Quartermaine's Terms

Simon Gray
Wyndham's Theatre

Rowan Atkinson, Louise Ford and Malcolm Sinclair Credit: Nobby Clark
Rowan Atkinson, Felicity Montagu, Will Keen and Conleth Hill Credit: Nobby Clark
Matthew Cottle and Will Keen Credit: Nobby Clark

So many of Simon Gray's plays seem to have been set in and around the world of academe. The difference with Quartermaine's Terms, first seen in 1981 but set two decades earlier, is the educational institution.

While this college might be located in Cambridge, rather than part of the world-renowned University peopled by eccentric Dons, this is a language college with its own particular problems, albeit packed with its own set of well-bred eccentrics.

Rowan Atkinson is the big draw in the title role. St John Quartermaine may sound like some knight of old but is actually that stock Atkinson character, an ultimate duffer who reflects the microcosm of society that he inhabits across a period of around three years.

This misfit is not so much from another age, like his colleagues in Sir Richard Eyre's carefully crafted period production, as another planet.

The one word that could best sum him up is oblivious. Strangely, this can be comforting for those who circle around him living their own seesaw lives, while his is empty almost to the extent of non-existence.

This comedy of manners and character perceptively pokes gentle fun at a number of types.

The impecunious part-timer, Derek played with great wit by Will Keen, is accident prone to a degree rarely seen in real life.

Love never runs smoothly in this world.
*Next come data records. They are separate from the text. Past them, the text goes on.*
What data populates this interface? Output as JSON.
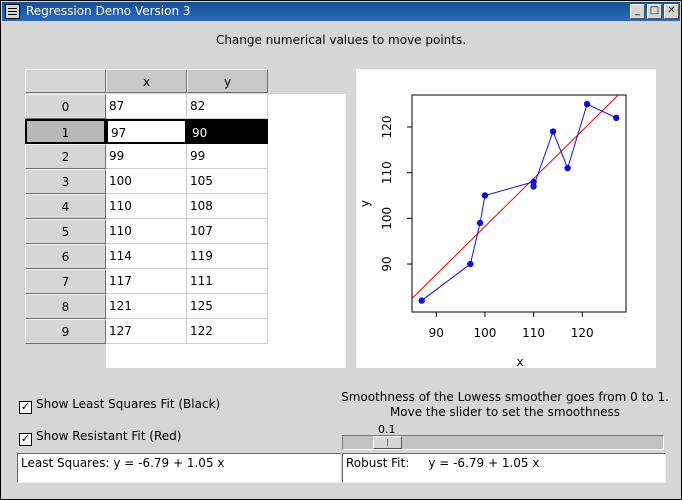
{
  "window": {
    "title": "Regression Demo Version 3",
    "btn_min": "_",
    "btn_max": "□",
    "btn_close": "✕"
  },
  "instruction": "Change numerical values to move points.",
  "table": {
    "columns": [
      "x",
      "y"
    ],
    "rows": [
      {
        "label": "0",
        "x": "87",
        "y": "82"
      },
      {
        "label": "1",
        "x": "97",
        "y": "90"
      },
      {
        "label": "2",
        "x": "99",
        "y": "99"
      },
      {
        "label": "3",
        "x": "100",
        "y": "105"
      },
      {
        "label": "4",
        "x": "110",
        "y": "108"
      },
      {
        "label": "5",
        "x": "110",
        "y": "107"
      },
      {
        "label": "6",
        "x": "114",
        "y": "119"
      },
      {
        "label": "7",
        "x": "117",
        "y": "111"
      },
      {
        "label": "8",
        "x": "121",
        "y": "125"
      },
      {
        "label": "9",
        "x": "127",
        "y": "122"
      }
    ],
    "selected_row": 1
  },
  "plot": {
    "xlabel": "x",
    "ylabel": "y",
    "xticks": [
      90,
      100,
      110,
      120
    ],
    "yticks": [
      90,
      100,
      110,
      120
    ],
    "xlim": [
      85,
      129
    ],
    "ylim": [
      79.5,
      127
    ],
    "points": [
      [
        87,
        82
      ],
      [
        97,
        90
      ],
      [
        99,
        99
      ],
      [
        100,
        105
      ],
      [
        110,
        108
      ],
      [
        110,
        107
      ],
      [
        114,
        119
      ],
      [
        117,
        111
      ],
      [
        121,
        125
      ],
      [
        127,
        122
      ]
    ],
    "fit_intercept": -6.79,
    "fit_slope": 1.05,
    "point_color": "#1010d0",
    "fit_color": "#e00000"
  },
  "controls": {
    "least_squares_label": "Show Least Squares Fit (Black)",
    "least_squares_checked": "✓",
    "resistant_label": "Show Resistant Fit (Red)",
    "resistant_checked": "✓",
    "smooth_text_1": "Smoothness of the Lowess smoother goes from 0 to 1.",
    "smooth_text_2": "Move the slider to set the smoothness",
    "smooth_value": "0.1",
    "least_squares_output": "Least Squares: y = -6.79 + 1.05 x",
    "robust_output": "Robust Fit:     y = -6.79 + 1.05 x"
  }
}
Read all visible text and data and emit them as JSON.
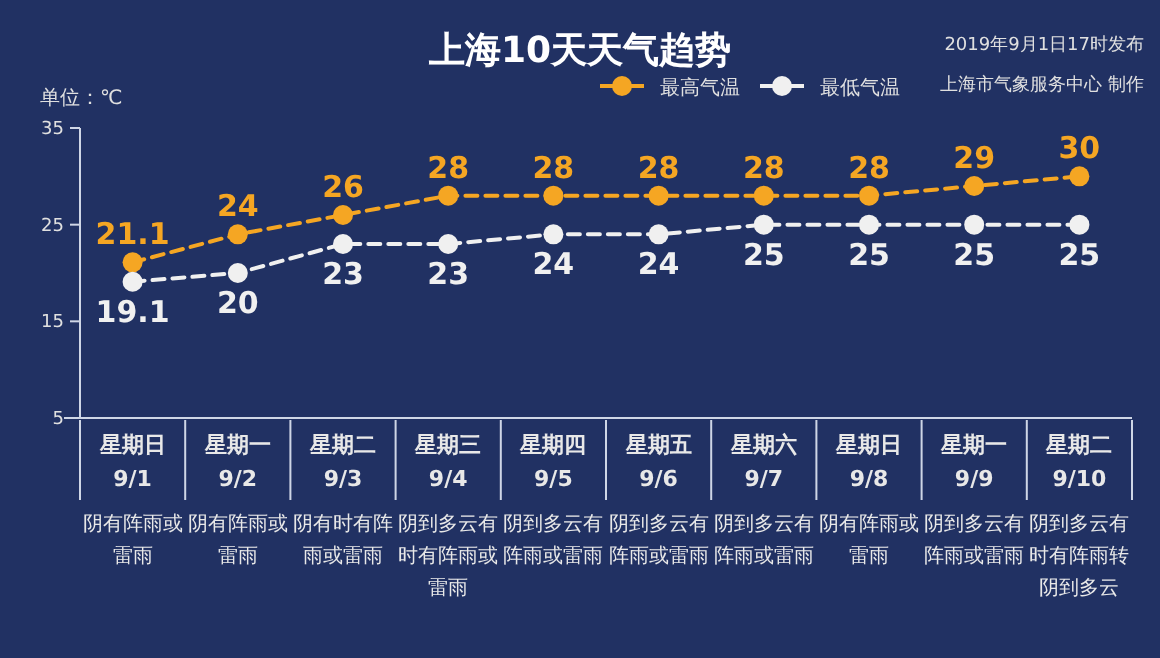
{
  "chart_data": {
    "type": "line",
    "title": "上海10天天气趋势",
    "subtitle": "2019年9月1日17时发布",
    "ylabel": "单位：℃",
    "categories": [
      "星期日\n9/1",
      "星期一\n9/2",
      "星期二\n9/3",
      "星期三\n9/4",
      "星期四\n9/5",
      "星期五\n9/6",
      "星期六\n9/7",
      "星期日\n9/8",
      "星期一\n9/9",
      "星期二\n9/10"
    ],
    "series": [
      {
        "name": "最高气温",
        "color": "#f5a623",
        "values": [
          21.1,
          24,
          26,
          28,
          28,
          28,
          28,
          28,
          29,
          30
        ]
      },
      {
        "name": "最低气温",
        "color": "#f0f0f0",
        "values": [
          19.1,
          20,
          23,
          23,
          24,
          24,
          25,
          25,
          25,
          25
        ]
      }
    ],
    "ylim": [
      5,
      35
    ],
    "yticks": [
      5,
      15,
      25,
      35
    ],
    "grid": false,
    "legend": "top",
    "marker": "circle",
    "line_style": "dashed",
    "data_labels": true,
    "annotations": [
      "上海市气象服务中心 制作",
      "阴有阵雨或雷雨",
      "阴有阵雨或雷雨",
      "阴有时有阵雨或雷雨",
      "阴到多云有时有阵雨或雷雨",
      "阴到多云有阵雨或雷雨",
      "阴到多云有阵雨或雷雨",
      "阴到多云有阵雨或雷雨",
      "阴有阵雨或雷雨",
      "阴到多云有阵雨或雷雨",
      "阴到多云有时有阵雨转阴到多云"
    ]
  }
}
Aspiring author Matthew Cottle as Mark is deserted by a wife and child, whom he barely notices, Louise Ford playing lovely Anita suffers serial abortions while living with a literary love rat, while solid, happily married Henry played by Conleth Hill is pursued by another stock figure, the loner.
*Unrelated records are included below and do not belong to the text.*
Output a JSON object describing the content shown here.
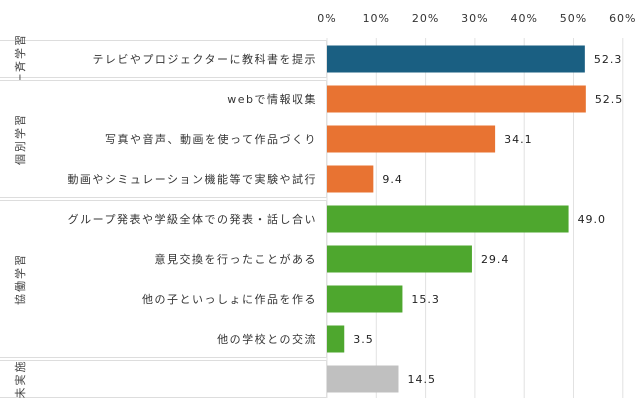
{
  "chart_data": {
    "type": "bar",
    "orientation": "horizontal",
    "title": "",
    "xlabel": "",
    "ylabel": "",
    "xlim": [
      0,
      60
    ],
    "x_ticks": [
      "0%",
      "10%",
      "20%",
      "30%",
      "40%",
      "50%",
      "60%"
    ],
    "x_axis_position": "top",
    "grid": true,
    "legend": "none",
    "groups": [
      {
        "label": "一斉学習",
        "color": "#1a5f82",
        "items": [
          {
            "category": "テレビやプロジェクターに教科書を提示",
            "value": 52.3,
            "value_label": "52.3"
          }
        ]
      },
      {
        "label": "個別学習",
        "color": "#e87332",
        "items": [
          {
            "category": "webで情報収集",
            "value": 52.5,
            "value_label": "52.5"
          },
          {
            "category": "写真や音声、動画を使って作品づくり",
            "value": 34.1,
            "value_label": "34.1"
          },
          {
            "category": "動画やシミュレーション機能等で実験や試行",
            "value": 9.4,
            "value_label": "9.4"
          }
        ]
      },
      {
        "label": "協働学習",
        "color": "#4ea72e",
        "items": [
          {
            "category": "グループ発表や学級全体での発表・話し合い",
            "value": 49.0,
            "value_label": "49.0"
          },
          {
            "category": "意見交換を行ったことがある",
            "value": 29.4,
            "value_label": "29.4"
          },
          {
            "category": "他の子といっしょに作品を作る",
            "value": 15.3,
            "value_label": "15.3"
          },
          {
            "category": "他の学校との交流",
            "value": 3.5,
            "value_label": "3.5"
          }
        ]
      },
      {
        "label": "未実施",
        "color": "#c0c0c0",
        "items": [
          {
            "category": "",
            "value": 14.5,
            "value_label": "14.5"
          }
        ]
      }
    ]
  }
}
In his case, it is Felicity Montagu's Melanie who tirelessly looks after her crippled, ungrateful mother and gets some of the best laughs of the evening in what ought to be a tragic situation.

That just leaves the joint college principals, the ailing Eddie played with innocent glee by Malcolm Sinclair and the more worldly (someone has to be) Thomas, whom we never see but has great influence over proceedings from start to finish even, it might be suggested, from the grave.

This group ebbs and flows through disasters galore and even the odd high point, across four acts and 2½ hours.

While it seems that nothing really happens, Simon Gray can be a subtle writer telling his audiences a great deal about human foibles, while generating considerable humour along the way.

The past may be another country but this one tells us a great deal about our own.

It helps to have a starry set of actors, with Rowan Atkinson delivering the expected performance and peaking in Quartermaine's single moment of pathos right at the end. He is complemented by the whole cast with Will Keen, Malcolm Sinclair and Conleth Hill all shining.

With Atkinson making a rare stage visit in the lead, this limited run of a highly polished production should have what it takes to be a commercial success.